Сара колеблется. Мнется, сомневается, больше утверждает, чем спрашивает:
— Андрияненко, я так понимаю, не в курсе?
— Нет! — восклицает медсестра. — Нет, и не говори ей ничего, пожалуйста! Это… Черт, я не могу тебе рассказать, но поверь мне, это важно!..
И, когда в ежедневнике аккуратным каллиграфическим почерком Сары выводятся три имени — больших, громоздких, — Ира вздыхает с облегчением. Плюс один союзник, три имени и данные, минус доверие к Андрияненко. Все как обычно, ничего не меняется.
— Не делай глупостей, — вдруг говорит Сара. — Помни, что у Чарли Андрияненко слишком надежная броня в виде сестры.

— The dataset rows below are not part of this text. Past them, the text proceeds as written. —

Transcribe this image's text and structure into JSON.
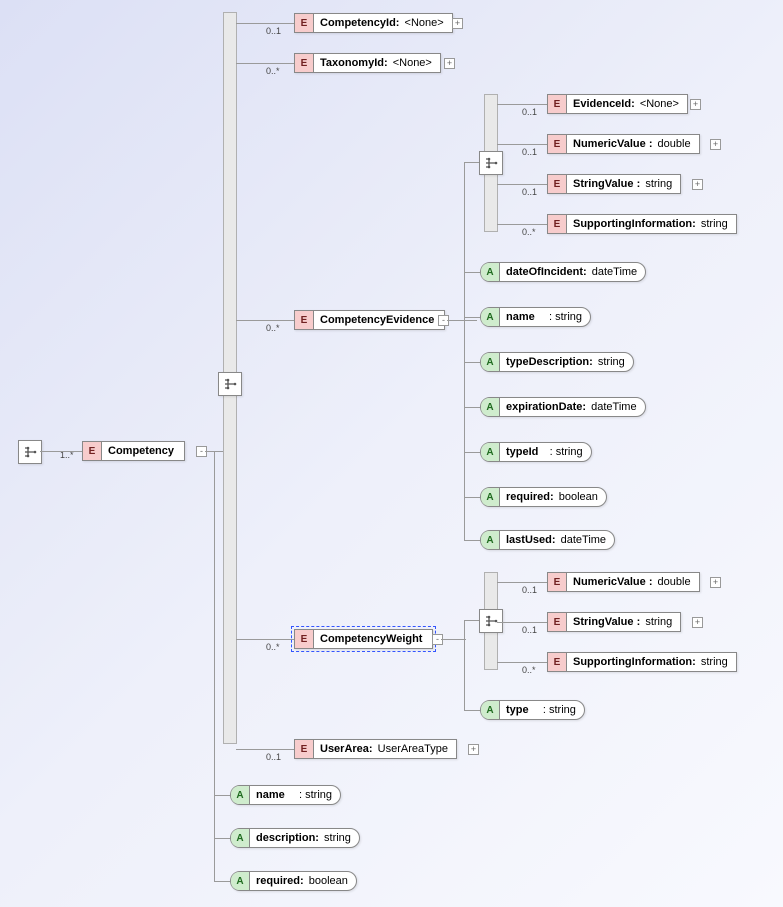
{
  "root": {
    "seq_card": "1..*",
    "element": {
      "name": "Competency"
    },
    "cards": {
      "c1": "0..1",
      "c2": "0..*",
      "c3": "0..*",
      "c4": "0..*",
      "c5": "0..1",
      "e1": "0..1",
      "e2": "0..1",
      "e3": "0..1",
      "e4": "0..*",
      "w1": "0..1",
      "w2": "0..1",
      "w3": "0..*"
    },
    "children": [
      {
        "key": "competencyId",
        "name": "CompetencyId:",
        "type": "<None>",
        "kind": "E"
      },
      {
        "key": "taxonomyId",
        "name": "TaxonomyId:",
        "type": "<None>",
        "kind": "E"
      },
      {
        "key": "competencyEvidence",
        "name": "CompetencyEvidence",
        "kind": "E"
      },
      {
        "key": "competencyWeight",
        "name": "CompetencyWeight",
        "kind": "E"
      },
      {
        "key": "userArea",
        "name": "UserArea:",
        "type": "UserAreaType",
        "kind": "E"
      },
      {
        "key": "attr_name",
        "name": "name",
        "type": "string",
        "kind": "A"
      },
      {
        "key": "attr_description",
        "name": "description:",
        "type": "string",
        "kind": "A"
      },
      {
        "key": "attr_required",
        "name": "required:",
        "type": "boolean",
        "kind": "A"
      }
    ],
    "evidence_children": [
      {
        "key": "evidenceId",
        "name": "EvidenceId:",
        "type": "<None>",
        "kind": "E"
      },
      {
        "key": "numericValue",
        "name": "NumericValue :",
        "type": "double",
        "kind": "E"
      },
      {
        "key": "stringValue",
        "name": "StringValue :",
        "type": "string",
        "kind": "E"
      },
      {
        "key": "supportingInfo",
        "name": "SupportingInformation:",
        "type": "string",
        "kind": "E"
      },
      {
        "key": "dateOfIncident",
        "name": "dateOfIncident:",
        "type": "dateTime",
        "kind": "A"
      },
      {
        "key": "ev_name",
        "name": "name",
        "type": "string",
        "kind": "A"
      },
      {
        "key": "typeDescription",
        "name": "typeDescription:",
        "type": "string",
        "kind": "A"
      },
      {
        "key": "expirationDate",
        "name": "expirationDate:",
        "type": "dateTime",
        "kind": "A"
      },
      {
        "key": "typeId",
        "name": "typeId",
        "type": "string",
        "kind": "A"
      },
      {
        "key": "ev_required",
        "name": "required:",
        "type": "boolean",
        "kind": "A"
      },
      {
        "key": "lastUsed",
        "name": "lastUsed:",
        "type": "dateTime",
        "kind": "A"
      }
    ],
    "weight_children": [
      {
        "key": "w_numeric",
        "name": "NumericValue :",
        "type": "double",
        "kind": "E"
      },
      {
        "key": "w_string",
        "name": "StringValue :",
        "type": "string",
        "kind": "E"
      },
      {
        "key": "w_support",
        "name": "SupportingInformation:",
        "type": "string",
        "kind": "E"
      },
      {
        "key": "w_type",
        "name": "type",
        "type": "string",
        "kind": "A"
      }
    ]
  },
  "chart_data": {
    "type": "tree",
    "title": "XML Schema: Competency",
    "root": {
      "name": "Competency",
      "kind": "element",
      "card": "1..*",
      "children": [
        {
          "name": "CompetencyId",
          "kind": "element",
          "type": "<None>",
          "card": "0..1"
        },
        {
          "name": "TaxonomyId",
          "kind": "element",
          "type": "<None>",
          "card": "0..*"
        },
        {
          "name": "CompetencyEvidence",
          "kind": "element",
          "card": "0..*",
          "children": [
            {
              "name": "EvidenceId",
              "kind": "element",
              "type": "<None>",
              "card": "0..1"
            },
            {
              "name": "NumericValue",
              "kind": "element",
              "type": "double",
              "card": "0..1"
            },
            {
              "name": "StringValue",
              "kind": "element",
              "type": "string",
              "card": "0..1"
            },
            {
              "name": "SupportingInformation",
              "kind": "element",
              "type": "string",
              "card": "0..*"
            },
            {
              "name": "dateOfIncident",
              "kind": "attribute",
              "type": "dateTime"
            },
            {
              "name": "name",
              "kind": "attribute",
              "type": "string"
            },
            {
              "name": "typeDescription",
              "kind": "attribute",
              "type": "string"
            },
            {
              "name": "expirationDate",
              "kind": "attribute",
              "type": "dateTime"
            },
            {
              "name": "typeId",
              "kind": "attribute",
              "type": "string"
            },
            {
              "name": "required",
              "kind": "attribute",
              "type": "boolean"
            },
            {
              "name": "lastUsed",
              "kind": "attribute",
              "type": "dateTime"
            }
          ]
        },
        {
          "name": "CompetencyWeight",
          "kind": "element",
          "card": "0..*",
          "children": [
            {
              "name": "NumericValue",
              "kind": "element",
              "type": "double",
              "card": "0..1"
            },
            {
              "name": "StringValue",
              "kind": "element",
              "type": "string",
              "card": "0..1"
            },
            {
              "name": "SupportingInformation",
              "kind": "element",
              "type": "string",
              "card": "0..*"
            },
            {
              "name": "type",
              "kind": "attribute",
              "type": "string"
            }
          ]
        },
        {
          "name": "UserArea",
          "kind": "element",
          "type": "UserAreaType",
          "card": "0..1"
        },
        {
          "name": "name",
          "kind": "attribute",
          "type": "string"
        },
        {
          "name": "description",
          "kind": "attribute",
          "type": "string"
        },
        {
          "name": "required",
          "kind": "attribute",
          "type": "boolean"
        }
      ]
    }
  }
}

И сломать ее может только он.
Медсестра удивленно распахивает глаза.
— Откуда ты…
— Это очевидно, Ира. Ты пытаешься превратить их прямую в треугольник, но забываешь о том, что Чарли и Лиза — это одна точка. Я не хочу в это лезть, но просто знай, что ты не первая в своем стремлении превратить Лизу в жертву, а ее брата — в палача. Это невозможно, их любовь друг к другу слишком сильна. — Сара качает головой. — Что бы ты сейчас ни сделала, как бы ты ни старалась, все будет зря, потому что Лиза поставит Чарли на первое место. Просто не позволит брату пострадать. Она оберегает его всю жизнь, поверь, она может сделать все что угодно. Люди приходят и уходят, а семья, Ира, семья остается. Всегда. Какой бы она ни была. Я не знаю, что ты затеяла, и даже думать об этом не хочу, но тебе стоит сесть и подумать, готова ли ты играть в игру не по своим правилам. Иначе ты заведомо проиграла.
— Я… Спасибо, — кивает Ира. — Спасибо, правда, потому что…
— Не ставь ее перед выбором, — добавляет Сара. — Не будь как другие. Ты выше этого. Просто прими тот факт, что Лиза и Чарли неделимы, и дай им обоим время, чтобы привыкнуть к тебе.
Почему она помогает, думает Ира. Почему говорит все это, зачем пишет буквы в ее ежедневнике, не задает лишних вопросов? До Оттавы Сара казалась ей стервой, красивой и неприступной, но Канада все перевернула с ног на голову, словно издеваясь над всей их бригадой. Ира чувствует, что там было что-то, о чем она не знает. Может быть, с Хармоном, может, и с Райли. Что-то неуловимое.
Но Сара, говорящая ей прямым текстом, что не стоит лезть в отношения брата и сестры, это что-то новое.
Или нет? Ведь несколько недель назад она точно так же рассказывала ей про Чарли. Говорила, что нельзя его слушать, нельзя ему доверять. А Ира гнула свою линию, стояла на своем: верит — и точка.
Сара читает ее мысли:
— Я просто верю, что каждый в нашем мире рано или поздно получит то, чего заслуживает. Но иногда этому нужно поспособствовать.
— Значит, и у доктора Хармона все будет хорошо? — как-то совсем по-детски спрашивает Ира.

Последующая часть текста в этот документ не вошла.